Friday, February 12, 2021

New York, California, Connecticut, Delaware, the District of Columbia, Illinois, Maryland, Massachusetts, Nevada, New Jersey, New Mexico, Oregon, Rhode Island, Vermont, Virginia, and Washington All Tell Texas To "Take A Seat, Son."


The above states, all cogently versed in the actually-applicable federal law, have signed on to a 21 page amicus brief tonight, tell Texas. . . that it is. . . clueless.
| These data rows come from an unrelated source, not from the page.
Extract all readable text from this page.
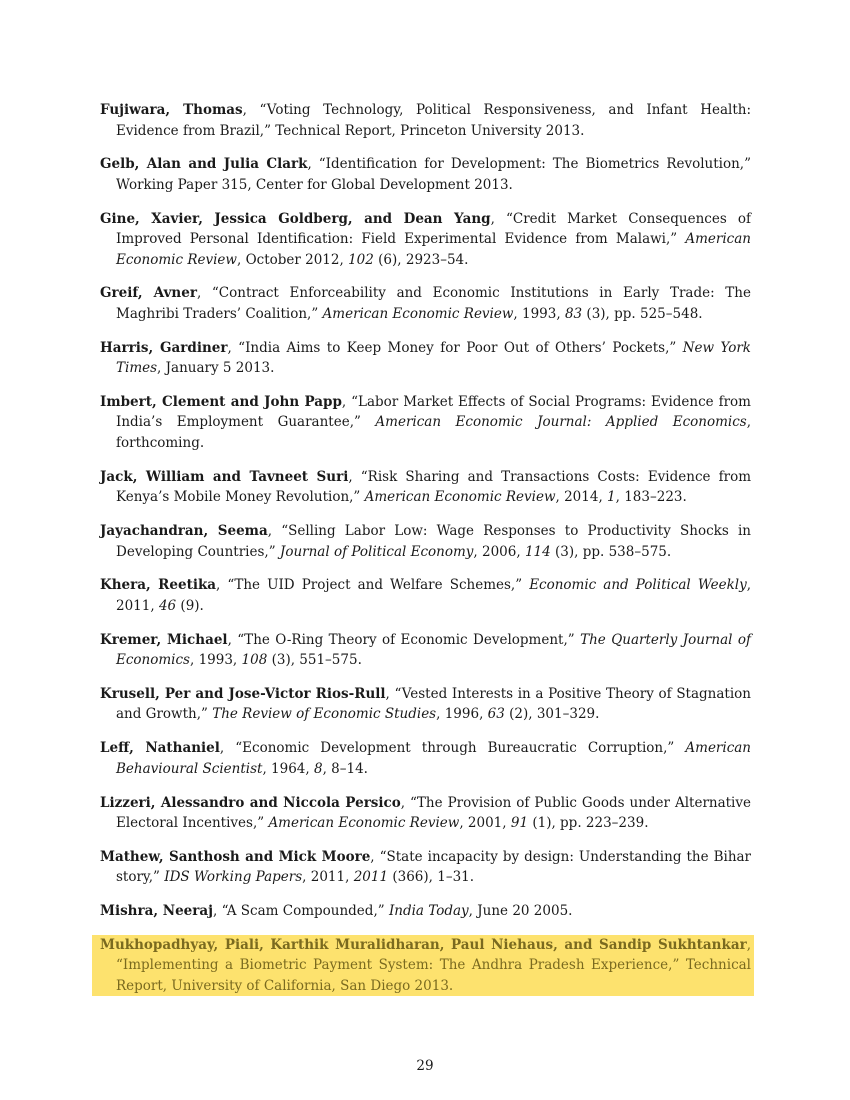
Fujiwara, Thomas, “Voting Technology, Political Responsiveness, and Infant Health: Evidence from Brazil,” Technical Report, Princeton University 2013.
Gelb, Alan and Julia Clark, “Identification for Development: The Biometrics Revolution,” Working Paper 315, Center for Global Development 2013.
Gine, Xavier, Jessica Goldberg, and Dean Yang, “Credit Market Consequences of Improved Personal Identification: Field Experimental Evidence from Malawi,” American Economic Review, October 2012, 102 (6), 2923–54.
Greif, Avner, “Contract Enforceability and Economic Institutions in Early Trade: The Maghribi Traders’ Coalition,” American Economic Review, 1993, 83 (3), pp. 525–548.
Harris, Gardiner, “India Aims to Keep Money for Poor Out of Others’ Pockets,” New York Times, January 5 2013.
Imbert, Clement and John Papp, “Labor Market Effects of Social Programs: Evidence from India’s Employment Guarantee,” American Economic Journal: Applied Economics, forthcoming.
Jack, William and Tavneet Suri, “Risk Sharing and Transactions Costs: Evidence from Kenya’s Mobile Money Revolution,” American Economic Review, 2014, 1, 183–223.
Jayachandran, Seema, “Selling Labor Low: Wage Responses to Productivity Shocks in Developing Countries,” Journal of Political Economy, 2006, 114 (3), pp. 538–575.
Khera, Reetika, “The UID Project and Welfare Schemes,” Economic and Political Weekly, 2011, 46 (9).
Kremer, Michael, “The O-Ring Theory of Economic Development,” The Quarterly Journal of Economics, 1993, 108 (3), 551–575.
Krusell, Per and Jose-Victor Rios-Rull, “Vested Interests in a Positive Theory of Stagnation and Growth,” The Review of Economic Studies, 1996, 63 (2), 301–329.
Leff, Nathaniel, “Economic Development through Bureaucratic Corruption,” American Behavioural Scientist, 1964, 8, 8–14.
Lizzeri, Alessandro and Niccola Persico, “The Provision of Public Goods under Alternative Electoral Incentives,” American Economic Review, 2001, 91 (1), pp. 223–239.
Mathew, Santhosh and Mick Moore, “State incapacity by design: Understanding the Bihar story,” IDS Working Papers, 2011, 2011 (366), 1–31.
Mishra, Neeraj, “A Scam Compounded,” India Today, June 20 2005.
Mukhopadhyay, Piali, Karthik Muralidharan, Paul Niehaus, and Sandip Sukhtankar, “Implementing a Biometric Payment System: The Andhra Pradesh Experience,” Technical Report, University of California, San Diego 2013.
29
The Amici also make plain that Judge Tipton's TRO is wrongful. That will be rectified in a few weeks, but this is the sort of brief I was referring to, two nights ago, in opposition to the xenophobic mess other amici filed that night. Do read this one, instead:

. . .Texas seeks sweeping nationwide relief that would harm millions of residents in Amici States who are immigrants themselves or who count immigrants among their family members, neighbors, and colleagues. And Texas’s reliance on the eleventh-hour agreement that it signed with the Department of Homeland Security (DHS) not only violates fundamental principles of federal law, but disrespects the sovereignty of its fellow States, who neither signed nor consented to the terms of this agreement. This Court should reject Texas’s arguments and decline to issue a preliminary injunction here. . . .
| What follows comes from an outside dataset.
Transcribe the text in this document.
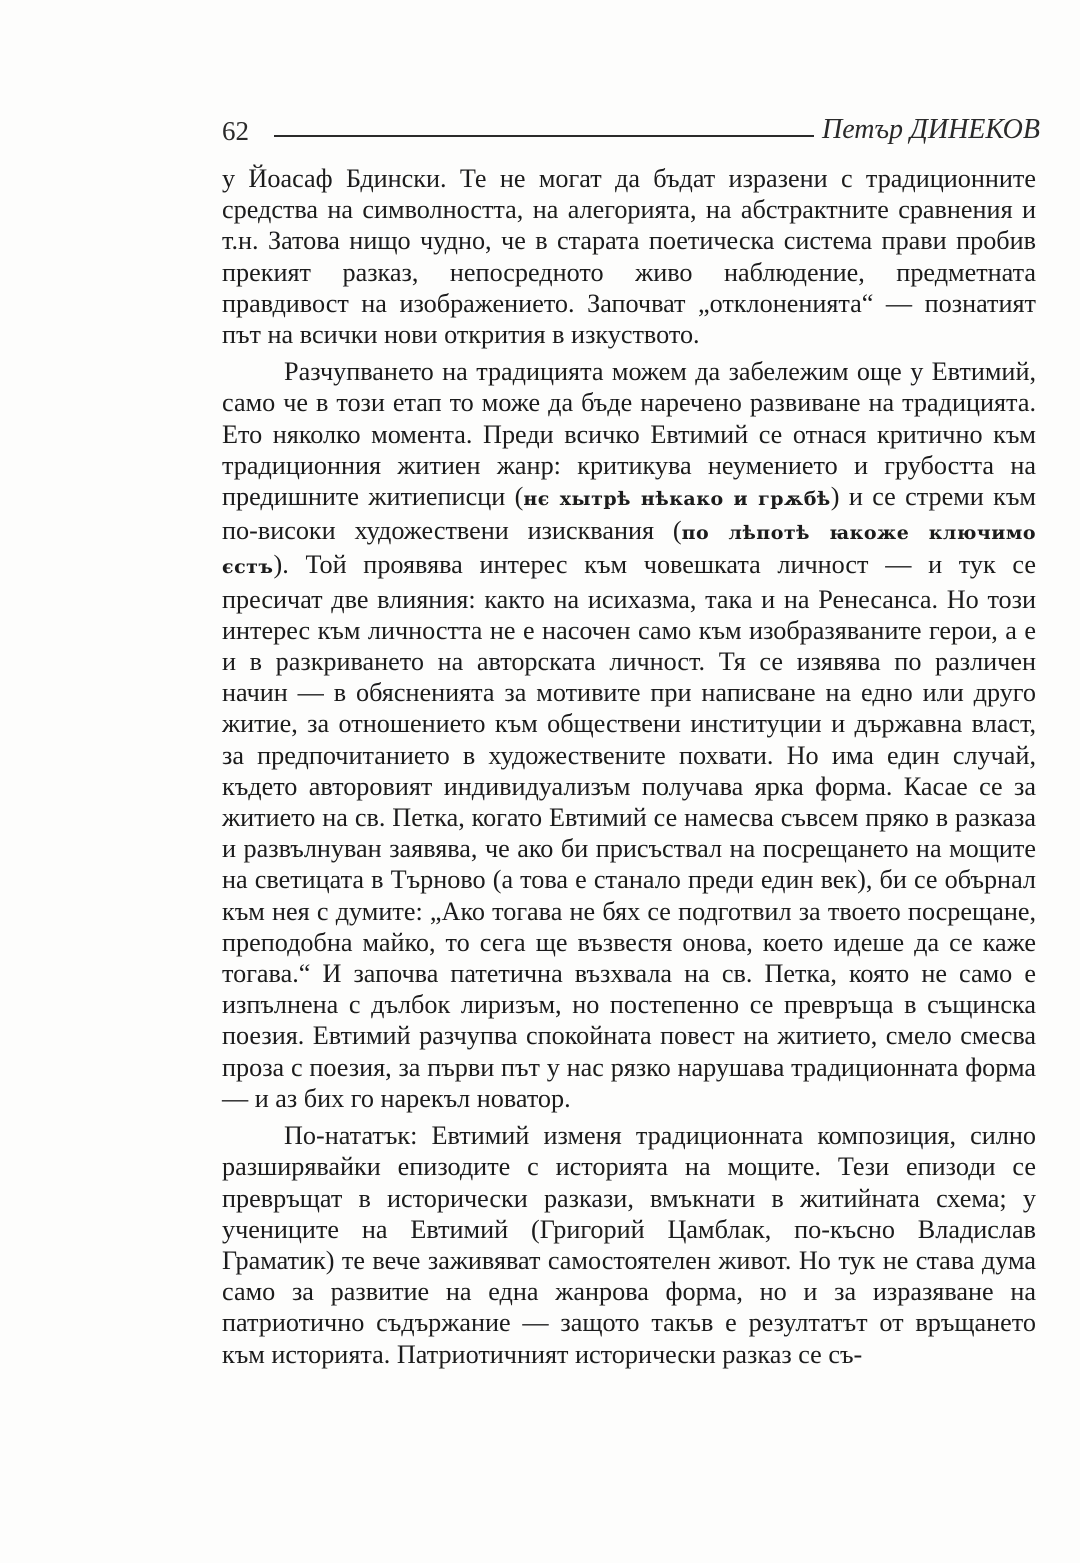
62	Петър ДИНЕКОВ

у Йоасаф Бдински. Те не могат да бъдат изразени с традиционните средства на символността, на алегорията, на абстрактните сравнения и т.н. Затова нищо чудно, че в старата поетическа система прави пробив прекият разказ, непосредното живо наблюдение, предметната правдивост на изображението. Започват „отклоненията“ — познатият път на всички нови открития в изкуството.

Разчупването на традицията можем да забележим още у Евтимий, само че в този етап то може да бъде наречено развиване на традицията. Ето няколко момента. Преди всичко Евтимий се отнася критично към традиционния житиен жанр: критикува неумението и грубостта на предишните житиеписци (нє хытрѣ нѣкако и грѫбѣ) и се стреми към по-високи художествени изисквания (по лѣпотѣ ꙗкоже ключимо єстъ). Той проявява интерес към човешката личност — и тук се пресичат две влияния: както на исихазма, така и на Ренесанса. Но този интерес към личността не е насочен само към изобразяваните герои, а е и в разкриването на авторската личност. Тя се изявява по различен начин — в обясненията за мотивите при написване на едно или друго житие, за отношението към обществени институции и държавна власт, за предпочитанието в художествените похвати. Но има един случай, където авторовият индивидуализъм получава ярка форма. Касае се за житието на св. Петка, когато Евтимий се намесва съвсем пряко в разказа и развълнуван заявява, че ако би присъствал на посрещането на мощите на светицата в Търново (а това е станало преди един век), би се обърнал към нея с думите: „Ако тогава не бях се подготвил за твоето посрещане, преподобна майко, то сега ще възвестя онова, което идеше да се каже тогава.“ И започва патетична възхвала на св. Петка, която не само е изпълнена с дълбок лиризъм, но постепенно се превръща в същинска поезия. Евтимий разчупва спокойната повест на житието, смело смесва проза с поезия, за първи път у нас рязко нарушава традиционната форма — и аз бих го нарекъл новатор.

По-нататък: Евтимий изменя традиционната композиция, силно разширявайки епизодите с историята на мощите. Тези епизоди се превръщат в исторически разкази, вмъкнати в житийната схема; у учениците на Евтимий (Григорий Цамблак, по-късно Владислав Граматик) те вече заживяват самостоятелен живот. Но тук не става дума само за развитие на една жанрова форма, но и за изразяване на патриотично съдържание — защото такъв е резултатът от връщането към историята. Патриотичният исторически разказ се съ-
It has long been recognized that the Executive Branch has the discretion to “decline to execute a final order of deportation.” Reno v. Am.-Arab Anti-Discrimination Comm., 525 U.S. 471, 484, (1999) -- a step further, even, than the mere temporary pause on removals ordered here. Such discretion is expressly recognized by federal law, such as 8 C.F.R. § 1241.6(a), which provides DHS with discretion to stay removal “for such time and under such conditions as [the agency] may deem appropriate.” See also 8 U.S.C. § 1231(a)(3) (recognizing circumstances in which the executive branch does not remove an individual within 90-days of the order of removal); 8 C.F.R. § 1241.6(a).

This “[d]iscretion in the enforcement of immigration law embraces immediate human concerns”—namely, the severe harms and disruptions that removals cause to immigrants, their families, and their communities. Arizona, 567 U.S. at 396. The long history of Executive Branch decisions to desist from removals is also sensible given that such enforcement inevitably harms foreign nationals, whose treatment within this country is “[o]ne of the most important and delicate of all international relationships,” Hines v. Davidowitz, 312 U.S. 52, 64 (1941). . . .


Have a non-blizzard-obscured, non ice-stormed, non-WAY-sub-zero weekend, now -- one and all of good will. . . grinning.